Suitable Soft Tissue Bed for Transfer
Muscles and their tendons are uniquely designed for smooth contraction and gliding by their myomysium, paratenon, and surrounding fat. For optimal contraction, MTUs should be transposed while maintaining these glide planes within a healthy soft tissue bed that is free from inflammation, edema, and scar. This is necessary to allow the tendon to glide freely untethered by adhesions and scar. The importance of an optimal soft tissue bed in MTU transfer has long been recognize as noted by Steindler in 1919 who advocated for achieving soft tissue equilibrium, in which edema is resolved, joints are supple, and scars are soft, before proceeding with tendon transfer surgery.

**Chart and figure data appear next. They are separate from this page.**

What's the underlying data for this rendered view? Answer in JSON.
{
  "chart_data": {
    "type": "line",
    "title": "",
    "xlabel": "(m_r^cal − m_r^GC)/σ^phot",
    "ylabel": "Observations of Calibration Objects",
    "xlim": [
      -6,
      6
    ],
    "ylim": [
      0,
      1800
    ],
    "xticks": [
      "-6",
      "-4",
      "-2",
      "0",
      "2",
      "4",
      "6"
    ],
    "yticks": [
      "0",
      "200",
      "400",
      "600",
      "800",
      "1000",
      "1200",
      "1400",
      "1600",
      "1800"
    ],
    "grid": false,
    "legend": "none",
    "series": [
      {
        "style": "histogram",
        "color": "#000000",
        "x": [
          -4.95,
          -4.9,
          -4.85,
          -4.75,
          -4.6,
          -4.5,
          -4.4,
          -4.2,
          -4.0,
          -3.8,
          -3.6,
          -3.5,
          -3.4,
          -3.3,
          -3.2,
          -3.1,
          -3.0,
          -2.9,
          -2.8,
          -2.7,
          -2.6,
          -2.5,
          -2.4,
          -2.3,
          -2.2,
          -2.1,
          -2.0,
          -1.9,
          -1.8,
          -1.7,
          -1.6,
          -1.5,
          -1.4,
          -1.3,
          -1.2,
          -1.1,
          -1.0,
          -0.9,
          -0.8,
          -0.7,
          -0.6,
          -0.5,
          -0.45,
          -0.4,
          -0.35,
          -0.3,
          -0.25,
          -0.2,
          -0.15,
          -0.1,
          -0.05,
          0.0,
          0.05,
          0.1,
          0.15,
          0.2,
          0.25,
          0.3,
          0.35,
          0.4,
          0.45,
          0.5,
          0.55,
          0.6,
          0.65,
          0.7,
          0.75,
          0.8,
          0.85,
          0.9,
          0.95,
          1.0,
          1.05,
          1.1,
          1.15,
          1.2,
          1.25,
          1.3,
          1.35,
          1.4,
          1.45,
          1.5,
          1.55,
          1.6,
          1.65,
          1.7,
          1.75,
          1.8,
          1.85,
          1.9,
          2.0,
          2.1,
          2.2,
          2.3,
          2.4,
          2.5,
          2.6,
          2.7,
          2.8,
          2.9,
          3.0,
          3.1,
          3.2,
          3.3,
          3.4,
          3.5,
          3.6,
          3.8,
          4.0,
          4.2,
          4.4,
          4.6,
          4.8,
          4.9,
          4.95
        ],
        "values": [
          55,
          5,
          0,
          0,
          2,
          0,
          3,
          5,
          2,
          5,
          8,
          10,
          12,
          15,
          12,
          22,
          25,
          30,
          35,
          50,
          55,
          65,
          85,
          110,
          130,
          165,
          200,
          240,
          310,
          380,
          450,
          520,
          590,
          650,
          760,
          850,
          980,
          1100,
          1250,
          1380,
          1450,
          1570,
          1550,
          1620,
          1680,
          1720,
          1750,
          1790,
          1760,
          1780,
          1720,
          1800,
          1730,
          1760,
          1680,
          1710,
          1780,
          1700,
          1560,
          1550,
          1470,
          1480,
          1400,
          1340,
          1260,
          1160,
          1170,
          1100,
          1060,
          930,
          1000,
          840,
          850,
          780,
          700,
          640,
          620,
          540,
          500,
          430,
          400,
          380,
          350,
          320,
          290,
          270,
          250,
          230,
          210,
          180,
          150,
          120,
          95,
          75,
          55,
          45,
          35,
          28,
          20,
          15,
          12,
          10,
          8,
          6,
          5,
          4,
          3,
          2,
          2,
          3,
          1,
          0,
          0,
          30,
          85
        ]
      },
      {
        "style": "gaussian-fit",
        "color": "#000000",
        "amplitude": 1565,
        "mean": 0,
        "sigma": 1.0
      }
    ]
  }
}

The temporalis tendon is commonly transposed through the buccal space to reach the oral commissure. Buccal fat pads should be preserved as soft tissue cushion that separated the transposed temporalis tendon from the surrounding muscles and bone. The buccal fat pad fills the masticator space and consists of a main body and four extensions: (1) buccal, (2) pterygoid, (3) superficial, and (4) deep temporal. The deep temporal extension of the buccal fat pad lies directly over the temporalis muscle and its tendon separating it from the zygomatic arch. Disruption of the deep temporal fat pad risks scaring of the muscle fibers and tendon to zygomatic arch and disruption of its smooth contraction. The extension of the buccal fat pad into the buccal space passes anterior to the masseter and overlies the buccinator muscle as it courses to the lip musculature. The transposed temporalis tendon passes through the buccal extension to reach the melolabial crease and modiolus. To maintain a gliding path for optimal tendon movement, an adequate cushion of vascularized fat should be preserved on all sides of the tendon ( Fig. 1 ).